5.1. Interpretation of Key Findings
The most striking finding is the consistent negative and statistically significant relationship between the overall ESG_score and Excess_Return_Firm in the panel data models. This contradicts a commonly held belief of a universally positive ESG-CFP link, yet it aligns with some recent sector-specific empirical evidence, such as Matsali et al. [
13] in tourism services and Buniakova [
22] in IT services, both finding negative or no correlation. It is also consistent with the "trade-off hypothesis" explored by Erol et al. [
2] for environmental policies, where environmental investments might incur significant financial costs. Possible explanations for this negative relationship, especially within this specific sample of "Commercial Services & Supplies" firms, include: (1) Cost of ESG Implementation: Service firms might be incurring significant short-to-medium term costs for ESG initiatives (e.g., green technologies, labor improvements, enhanced reporting) that are not yet offset by financial benefits or market appreciation. This is supported by Erol et al. [
2], who found environmental policies for REITs involve high financial costs. (2) Market Inefficiency or Overvaluation: It is possible that the market in this specific sector or period does not adequately reward ESG performance, or that firms with higher ESG scores are already overvalued, leading to lower subsequent excess returns. (3) Sample Specificity: Given the very small sample of 14 firms, these results may be highly specific and not broadly generalizable. The broad category of "Commercial Services & Supplies" might also mask heterogeneous impacts. The lack of significance of decomposed ESG factors in the fixed effects model suggests that the aggregate ESG score might capture a broader effect, or that individual components have non-linear or interacting effects not fully captured by the linear models. This contrasts with Yin et al. [
1] and Kong et al. [
14], who found positive ESG-CFP links, often with mediating factors like innovation, indicating differing market contexts (e.g., China vs. global tech leaders).

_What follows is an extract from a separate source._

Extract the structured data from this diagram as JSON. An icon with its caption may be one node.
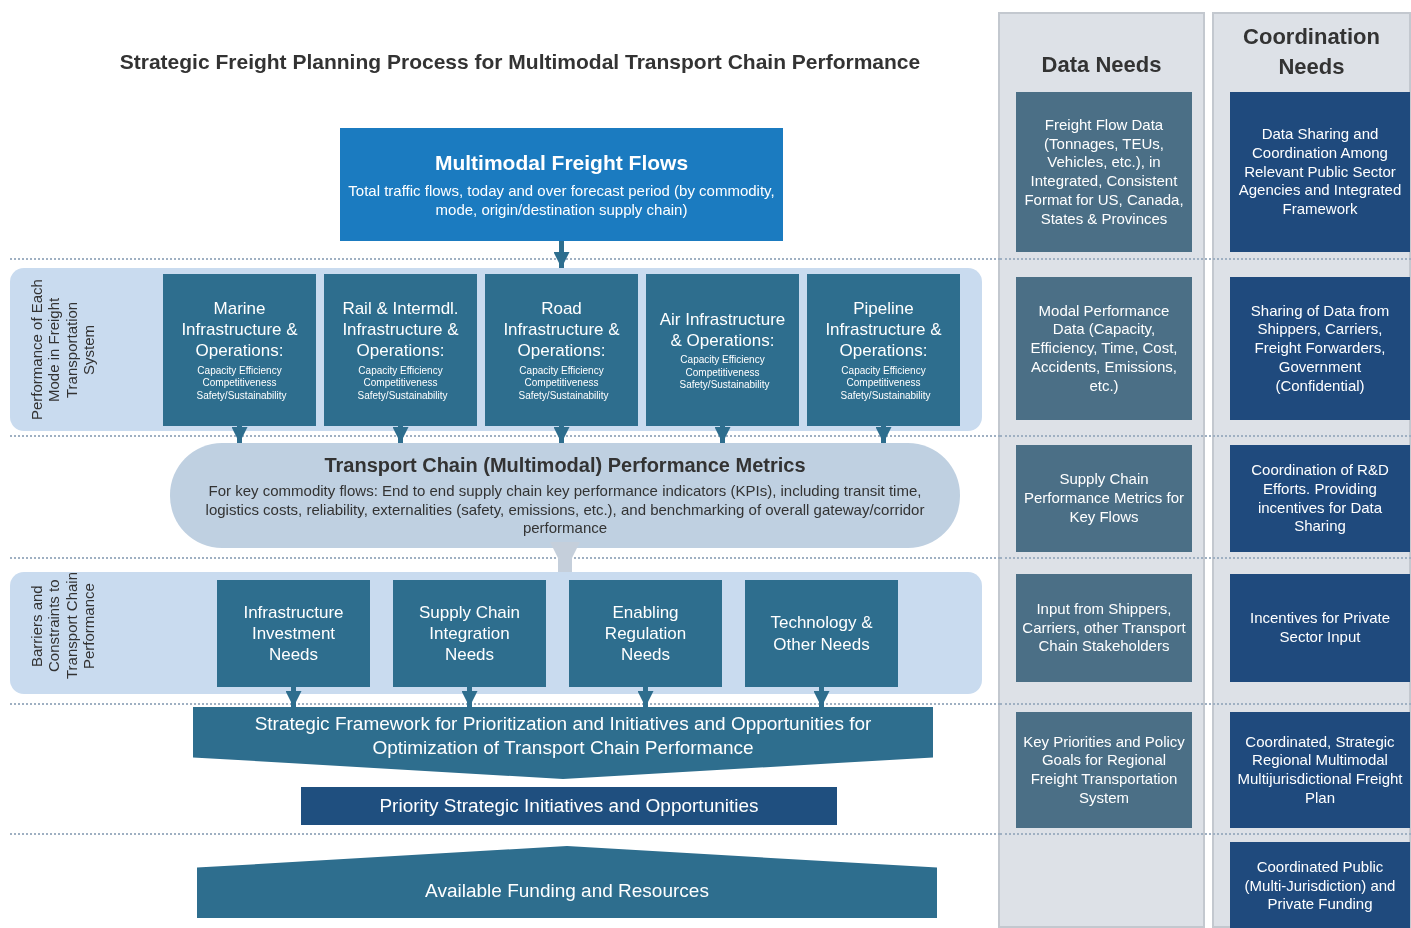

The significant and positive coefficients for SMB, RMW, WML, and FF_HML_CMA_PC1 (a combination of value and investment factors) align with established Asset Pricing Theory [
31]. This indicates that small-cap service firms, those with robust profitability, those exhibiting strong momentum, and those with value characteristics coupled with conservative investment strategies, tend to generate higher excess returns. This confirms that these traditional market factors remain fundamental drivers of firm performance in the service sector, consistent with studies like Onomakpo [
29], which also found firm size to be consistently significant in EV manufacturing. These factors provide systematic explanations for return differentials beyond simply market exposure.

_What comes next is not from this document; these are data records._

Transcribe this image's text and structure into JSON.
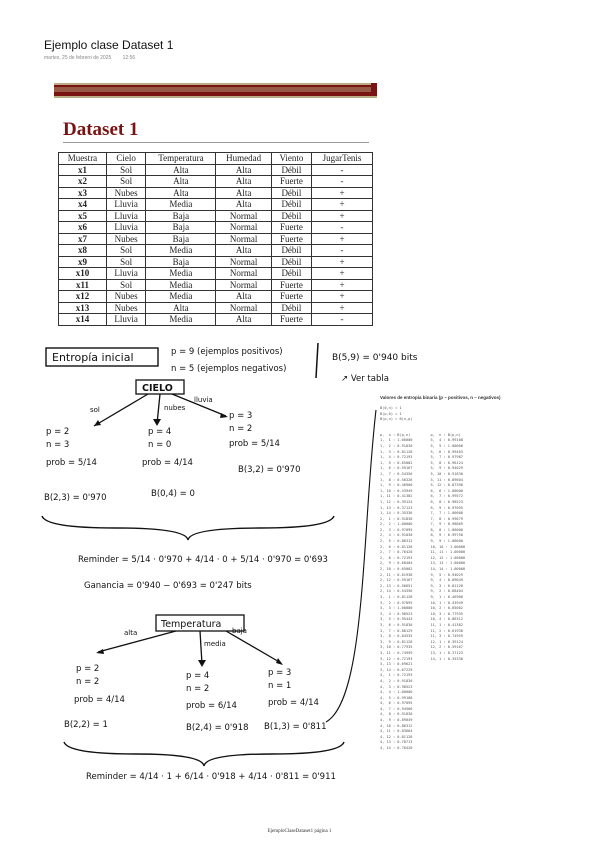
{
  "note": {
    "title": "Ejemplo clase Dataset 1",
    "date": "martes, 25 de febrero de 2025",
    "time": "12:56"
  },
  "slide": {
    "title": "Dataset 1",
    "headers": [
      "Muestra",
      "Cielo",
      "Temperatura",
      "Humedad",
      "Viento",
      "JugarTenis"
    ],
    "rows": [
      [
        "x1",
        "Sol",
        "Alta",
        "Alta",
        "Débil",
        "-"
      ],
      [
        "x2",
        "Sol",
        "Alta",
        "Alta",
        "Fuerte",
        "-"
      ],
      [
        "x3",
        "Nubes",
        "Alta",
        "Alta",
        "Débil",
        "+"
      ],
      [
        "x4",
        "Lluvia",
        "Media",
        "Alta",
        "Débil",
        "+"
      ],
      [
        "x5",
        "Lluvia",
        "Baja",
        "Normal",
        "Débil",
        "+"
      ],
      [
        "x6",
        "Lluvia",
        "Baja",
        "Normal",
        "Fuerte",
        "-"
      ],
      [
        "x7",
        "Nubes",
        "Baja",
        "Normal",
        "Fuerte",
        "+"
      ],
      [
        "x8",
        "Sol",
        "Media",
        "Alta",
        "Débil",
        "-"
      ],
      [
        "x9",
        "Sol",
        "Baja",
        "Normal",
        "Débil",
        "+"
      ],
      [
        "x10",
        "Lluvia",
        "Media",
        "Normal",
        "Débil",
        "+"
      ],
      [
        "x11",
        "Sol",
        "Media",
        "Normal",
        "Fuerte",
        "+"
      ],
      [
        "x12",
        "Nubes",
        "Media",
        "Alta",
        "Fuerte",
        "+"
      ],
      [
        "x13",
        "Nubes",
        "Alta",
        "Normal",
        "Débil",
        "+"
      ],
      [
        "x14",
        "Lluvia",
        "Media",
        "Alta",
        "Fuerte",
        "-"
      ]
    ]
  },
  "notes": {
    "entropy_label": "Entropía inicial",
    "p_line": "p = 9 (ejemplos positivos)",
    "n_line": "n = 5 (ejemplos negativos)",
    "B_total": "B(5,9) = 0'940 bits",
    "see_table": "↗ Ver tabla",
    "cielo": {
      "title": "CIELO",
      "branch_sol": "sol",
      "branch_nubes": "nubes",
      "branch_lluvia": "lluvia",
      "sol_p": "p = 2",
      "sol_n": "n = 3",
      "sol_prob": "prob = 5/14",
      "sol_B": "B(2,3) = 0'970",
      "nubes_p": "p = 4",
      "nubes_n": "n = 0",
      "nubes_prob": "prob = 4/14",
      "nubes_B": "B(0,4) = 0",
      "lluvia_p": "p = 3",
      "lluvia_n": "n = 2",
      "lluvia_prob": "prob = 5/14",
      "lluvia_B": "B(3,2) = 0'970",
      "reminder": "Reminder = 5/14 · 0'970 + 4/14 · 0 + 5/14 · 0'970 = 0'693",
      "ganancia": "Ganancia = 0'940 − 0'693 = 0'247 bits"
    },
    "temperatura": {
      "title": "Temperatura",
      "branch_alta": "alta",
      "branch_media": "media",
      "branch_baja": "baja",
      "alta_p": "p = 2",
      "alta_n": "n = 2",
      "alta_prob": "prob = 4/14",
      "alta_B": "B(2,2) = 1",
      "media_p": "p = 4",
      "media_n": "n = 2",
      "media_prob": "prob = 6/14",
      "media_B": "B(2,4) = 0'918",
      "baja_p": "p = 3",
      "baja_n": "n = 1",
      "baja_prob": "prob = 4/14",
      "baja_B": "B(1,3) = 0'811",
      "reminder": "Reminder = 4/14 · 1 + 6/14 · 0'918 + 4/14 · 0'811 = 0'911"
    }
  },
  "entropy_table": {
    "heading": "Valores de entropía binaria (p – positivos, n – negativos)",
    "code_lines": [
      "B(0,n) = 1",
      "B(p,0) = 1",
      "B(p,n) = B(n,p)"
    ],
    "col1_header": "p,  n : B(p,n)",
    "col2_header": "p,  n : B(p,n)",
    "col1": [
      "1,  1 : 1.00000",
      "1,  2 : 0.91830",
      "1,  3 : 0.81128",
      "1,  4 : 0.72193",
      "1,  5 : 0.65002",
      "1,  6 : 0.59167",
      "1,  7 : 0.54356",
      "1,  8 : 0.50326",
      "1,  9 : 0.46900",
      "1, 10 : 0.43949",
      "1, 11 : 0.41382",
      "1, 12 : 0.39124",
      "1, 13 : 0.37123",
      "1, 14 : 0.35336",
      "2,  1 : 0.91830",
      "2,  2 : 1.00000",
      "2,  3 : 0.97095",
      "2,  4 : 0.91830",
      "2,  5 : 0.86312",
      "2,  6 : 0.81128",
      "2,  7 : 0.76420",
      "2,  8 : 0.72193",
      "2,  9 : 0.68404",
      "2, 10 : 0.65002",
      "2, 11 : 0.61938",
      "2, 12 : 0.59167",
      "2, 13 : 0.56651",
      "2, 14 : 0.54356",
      "3,  1 : 0.81128",
      "3,  2 : 0.97095",
      "3,  3 : 1.00000",
      "3,  4 : 0.98523",
      "3,  5 : 0.95443",
      "3,  6 : 0.91830",
      "3,  7 : 0.88129",
      "3,  8 : 0.84535",
      "3,  9 : 0.81128",
      "3, 10 : 0.77935",
      "3, 11 : 0.74959",
      "3, 12 : 0.72193",
      "3, 13 : 0.69621",
      "3, 14 : 0.67229",
      "4,  1 : 0.72193",
      "4,  2 : 0.91830",
      "4,  3 : 0.98523",
      "4,  4 : 1.00000",
      "4,  5 : 0.99108",
      "4,  6 : 0.97095",
      "4,  7 : 0.94566",
      "4,  8 : 0.91830",
      "4,  9 : 0.89049",
      "4, 10 : 0.86312",
      "4, 11 : 0.83664",
      "4, 12 : 0.81128",
      "4, 13 : 0.78713",
      "4, 14 : 0.76420"
    ],
    "col2": [
      "5,  4 : 0.99108",
      "5,  5 : 1.00000",
      "5,  6 : 0.99403",
      "5,  7 : 0.97987",
      "5,  8 : 0.96124",
      "5,  9 : 0.94029",
      "5, 10 : 0.91830",
      "5, 11 : 0.89604",
      "5, 12 : 0.87398",
      "6,  6 : 1.00000",
      "6,  7 : 0.99572",
      "6,  8 : 0.98523",
      "6,  9 : 0.97095",
      "7,  7 : 1.00000",
      "7,  8 : 0.99679",
      "7,  9 : 0.98869",
      "8,  8 : 1.00000",
      "8,  9 : 0.99750",
      "9,  9 : 1.00000",
      "10, 10 : 1.00000",
      "11, 11 : 1.00000",
      "12, 12 : 1.00000",
      "13, 13 : 1.00000",
      "14, 14 : 1.00000",
      "9,  5 : 0.94029",
      "9,  4 : 0.89049",
      "9,  3 : 0.81128",
      "9,  2 : 0.68404",
      "9,  1 : 0.46900",
      "10, 1 : 0.43949",
      "10, 2 : 0.65002",
      "10, 3 : 0.77935",
      "10, 4 : 0.86312",
      "11, 1 : 0.41382",
      "11, 2 : 0.61938",
      "11, 3 : 0.74959",
      "12, 1 : 0.39124",
      "12, 2 : 0.59167",
      "13, 1 : 0.37123",
      "14, 1 : 0.35336"
    ]
  },
  "footer": "EjemploClaseDataset1 página 1"
}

The time series analysis revealed that lagged changes in the market-level ESG factor significantly influence market excess returns (Mkt-RF), suggesting a dynamic interdependency. However, the Granger causality tests found no strong evidence of predictive power in either direction between Mkt-RF and Market_ESG_Factor_VW. This implies that, within the tested lags and short sample period, past market returns do not linearly predict market-level ESG, and vice versa. This could indicate that the market-level ESG factor is either already efficiently priced or its relationship with market returns is more complex and non-linear. The GARCH model, while theoretically relevant for volatility modeling, yielded non-significant parameters for Mkt-RF volatility, primarily due to the extremely limited number of annual observations, hindering robust conclusions about volatility clustering.
The remarkably high predictive performance (ROC AUCs of ~0.95–0.98) of Random Forest and XGBoost models for forecasting the direction of future excess returns is promising. This highlights the ability of ML models to capture complex, non-linear relationships from a diverse set of financial and ESG features. The feature importance analysis shows that Fama-French factors (FF_HML_CMA_PC2, SMB, WML, FF_HML_CMA_PC1, RMW) and firm-specific financial ratios (Total_assets, BVPS) are highly influential predictors. Importantly, ESG-related features (ESG_score, Env_score_adj, Injury_rate, Water_use) also contributed significantly to the predictive power in the ML models, suggesting that even if their linear relationship with returns is negative, they contain valuable information for predicting future trends in a non-linear context. This demonstrates the added value of machine learning in uncovering subtle patterns missed by linear econometric methods.
5.2. Answers to Research Questions
This section explicitly addresses each of the research questions posed in the Introduction, leveraging the empirical findings and their interpretation.
Research Question 1: How do traditional asset pricing factors (Mkt-RF, SMB, HML, RMW, CMA, WML) and aggregated ESG scores influence the excess returns of service sector firms?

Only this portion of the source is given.